Un Français pourra-t-il gagner le Tour dans les années qui viennent ?

Bernard Hinault : Dans les années 1970, sur le Tour, la moitié des coureurs étaient Français. Aujourd'hui, ils ne sont que 33 sur 198... La mondialisation du cyclisme a amené sur le Tour les meilleurs de tous les pays, des Etats-Unis, d’Australie, des pays de l’Est et bientôt d’Asie. Parmi eux, il y a de vrais "morts de faim" avec lesquels aucun Français ne peut rivaliser sur le plan de la motivation. Les Français doivent oser davantage ! Leur chance, c’est que le cyclisme devient plus sain. Les forces s'équilibrent, il y a de bons coureurs chez les jeunes. Si on leur laisse le temps, l’un d’eux pourra peut-être s’imposer sur le Tour.

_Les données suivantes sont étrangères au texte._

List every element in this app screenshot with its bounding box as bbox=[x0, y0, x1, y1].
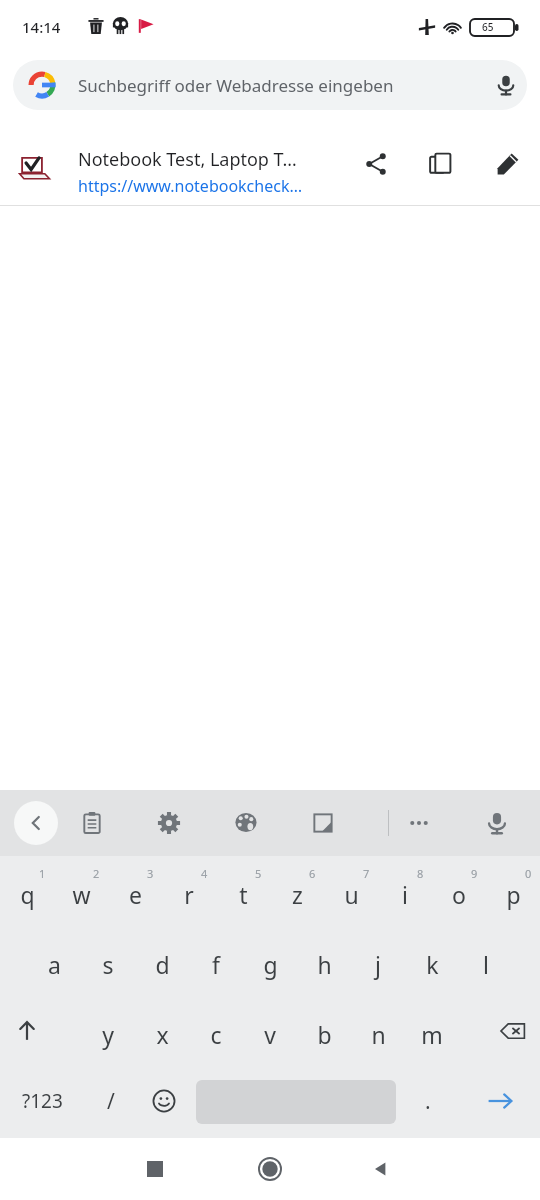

Pascal Chanteur : Construire une équipe en France, c'est plus difficile qu'en Italie, en Angleterre ou en Ukraine. Les règlements, les charges sociales, les statuts coûtent plus cher aux sponsors français, les coureurs ont des salaires beaucoup plus élevés que dans les pays de l'Est ou certains pays moins développés. Du coup, ils ont besoin d'exister toute l'année et pas seulement sur les trois semaines du Tour. Cela dit, je suis plus optimiste que Bernard Hinault. Si un jeune Français comme Thibaut Pinot montre à nouveau son talent en finissant dans les cinq premiers à Paris cette année, il est certain que son directeur sportif le mettra en condition de gagner le Tour 2014.